Your first link I was already down that path and started with the presumption that something had to be wrong with TURN and/or STUN. So I had sought a utility to help me understand if my TURN server (and list of public STUN servers) was at least making replies. I can verify that I'm getting both TURN and STUN resolution. I may not be getting actual TURN relay (i.e. client receives relay candidate but can't use it) and that might be the issue but existing logging tools at my disposal don't yield any clues here. My next steps will include traffic capture to at least try and ascertain if TURN relay is even being attempted.

Specifically the issue is with the connection to the media server. P2P between Connect clients works just fine. Media server connectivity had been working at some point in the past, but not now.

What might be going on here is that Asterisk can't make the switch correctly and it might not have anything to do with TURN signalling. I do have more then one trunk setup and I've contemplated that the WebRTC connection might break when a poorly configured trunk is present. I have the system connected to a Barracuda Phone system setup as a peer which in turn serves about a half dozen extensions. However, all SIP connectivity at the moment is working fine. But, I've read of at least one case of FreePBX users complaining about WebRTC failing when a poorly configured trunk was present. Its a theory I've pondered.

I do have a support package with Thirdlane and had reported these issues via my re-seller. They've been working on the problem as well as I.

Submitted by eugene.voityuk on Mon, 08/20/2018 Permalink

I was just trying to help when you posted to the forum. We were not aware of your problem otherwise or any support arrangements.

Submitted by jredmond on Mon, 08/20/2018 Permalink

Stumbled upon the solution. I had made a change to http.conf to bind it to the LAN interface for AJAM/AMI support for our line of business application to have telephony support. By removing the ability to listen to 127.0.0.1 I broke the WebRTC listener which uses it. Binding it to 0.0.0.0 fixed this and allows both to work while depending on iptables to keep the bad guys out. (Binding to 127.0.0.1 reduces attack surface, but restricts the ability to use AJAM/AMI.)

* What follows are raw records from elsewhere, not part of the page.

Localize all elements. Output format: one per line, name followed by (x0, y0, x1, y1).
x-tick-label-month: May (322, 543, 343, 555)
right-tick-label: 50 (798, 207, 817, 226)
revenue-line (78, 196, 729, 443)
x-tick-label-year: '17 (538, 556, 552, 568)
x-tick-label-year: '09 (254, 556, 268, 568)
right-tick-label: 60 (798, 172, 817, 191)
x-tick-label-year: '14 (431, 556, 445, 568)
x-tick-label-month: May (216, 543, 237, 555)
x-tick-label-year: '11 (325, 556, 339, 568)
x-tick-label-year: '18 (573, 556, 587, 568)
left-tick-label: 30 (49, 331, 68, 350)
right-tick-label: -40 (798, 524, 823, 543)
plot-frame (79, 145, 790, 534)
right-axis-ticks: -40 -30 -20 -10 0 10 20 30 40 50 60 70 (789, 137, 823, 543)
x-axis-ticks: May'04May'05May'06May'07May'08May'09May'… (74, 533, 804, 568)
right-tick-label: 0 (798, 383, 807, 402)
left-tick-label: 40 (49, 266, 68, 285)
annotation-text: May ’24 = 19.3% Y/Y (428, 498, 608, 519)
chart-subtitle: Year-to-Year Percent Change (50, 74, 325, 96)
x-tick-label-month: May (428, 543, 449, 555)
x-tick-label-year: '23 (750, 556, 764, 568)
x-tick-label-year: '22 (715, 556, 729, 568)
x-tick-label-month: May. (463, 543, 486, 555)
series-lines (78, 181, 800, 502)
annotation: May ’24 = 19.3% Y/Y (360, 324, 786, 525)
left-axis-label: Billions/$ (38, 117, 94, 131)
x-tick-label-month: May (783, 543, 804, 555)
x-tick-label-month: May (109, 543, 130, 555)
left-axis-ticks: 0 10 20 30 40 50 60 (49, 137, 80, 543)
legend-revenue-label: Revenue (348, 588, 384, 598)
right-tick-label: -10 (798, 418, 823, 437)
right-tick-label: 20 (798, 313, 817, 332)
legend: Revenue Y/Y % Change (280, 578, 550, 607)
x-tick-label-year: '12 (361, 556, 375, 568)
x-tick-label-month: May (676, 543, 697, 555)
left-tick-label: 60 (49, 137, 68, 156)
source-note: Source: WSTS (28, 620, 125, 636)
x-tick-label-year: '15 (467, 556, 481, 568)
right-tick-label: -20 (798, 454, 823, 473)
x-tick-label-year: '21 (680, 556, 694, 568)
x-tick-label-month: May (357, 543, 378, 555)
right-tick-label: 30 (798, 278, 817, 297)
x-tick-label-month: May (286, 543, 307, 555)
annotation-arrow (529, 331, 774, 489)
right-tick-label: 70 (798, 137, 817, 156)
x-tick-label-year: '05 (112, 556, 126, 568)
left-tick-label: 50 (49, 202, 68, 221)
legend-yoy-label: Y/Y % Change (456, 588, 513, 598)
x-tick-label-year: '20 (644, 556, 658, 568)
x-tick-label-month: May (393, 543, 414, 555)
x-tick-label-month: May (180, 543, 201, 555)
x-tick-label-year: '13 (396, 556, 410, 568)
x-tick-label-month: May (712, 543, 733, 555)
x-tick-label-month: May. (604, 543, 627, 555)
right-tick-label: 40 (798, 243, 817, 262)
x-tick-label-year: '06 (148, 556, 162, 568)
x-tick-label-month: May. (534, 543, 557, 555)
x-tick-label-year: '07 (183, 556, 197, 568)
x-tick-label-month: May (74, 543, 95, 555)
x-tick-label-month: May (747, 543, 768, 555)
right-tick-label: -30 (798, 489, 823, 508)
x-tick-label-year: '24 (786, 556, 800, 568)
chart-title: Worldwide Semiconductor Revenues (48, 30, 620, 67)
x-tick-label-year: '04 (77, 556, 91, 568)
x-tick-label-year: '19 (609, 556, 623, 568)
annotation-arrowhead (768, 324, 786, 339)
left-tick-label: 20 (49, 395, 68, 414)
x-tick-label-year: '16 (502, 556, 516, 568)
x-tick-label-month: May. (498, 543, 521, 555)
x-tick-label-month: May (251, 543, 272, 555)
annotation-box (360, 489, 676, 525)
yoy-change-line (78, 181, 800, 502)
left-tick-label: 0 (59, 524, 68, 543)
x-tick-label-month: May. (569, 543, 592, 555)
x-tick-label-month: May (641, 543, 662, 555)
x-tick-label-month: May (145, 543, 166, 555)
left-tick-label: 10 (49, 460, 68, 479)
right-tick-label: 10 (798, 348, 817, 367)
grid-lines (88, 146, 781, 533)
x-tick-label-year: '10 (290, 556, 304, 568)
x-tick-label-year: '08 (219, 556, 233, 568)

Submitted by eugene.voityuk on Mon, 08/20/2018 Permalink

I am glad that you have found a solution. 127.0.0.1 is default bindaddr due to security concerns. Thirdlane Connect connects to Nginx, which proxies WebSocket connections to Asterisk, Asterisk sees all connections from Thirdlane Connect as connections from localhost and all peers in 'sip show peer', shows connections from Thirdlane Connect as from localhost (we actually have patched asterisk, to pass through real IP based on Nginx headers information in all places instead of localhost, this will be available on next release). So this is why it is configured to listen only 127.0.0.1. Asterisk has not the best WebSockets implementation and should be always front-ended by some strong proxy. So be careful next time in changes to conf files, and better to ask a question on the forum if you have concerns. Thirdlane platform has grown since introducing Thirdlane Connect, and some internal configuration dependencies might be not obvious. As a summary to this, /var/log/nginx/access.log, is a good starting point if someone tries to troubleshoot connectivity issues in Thirdlane Connect.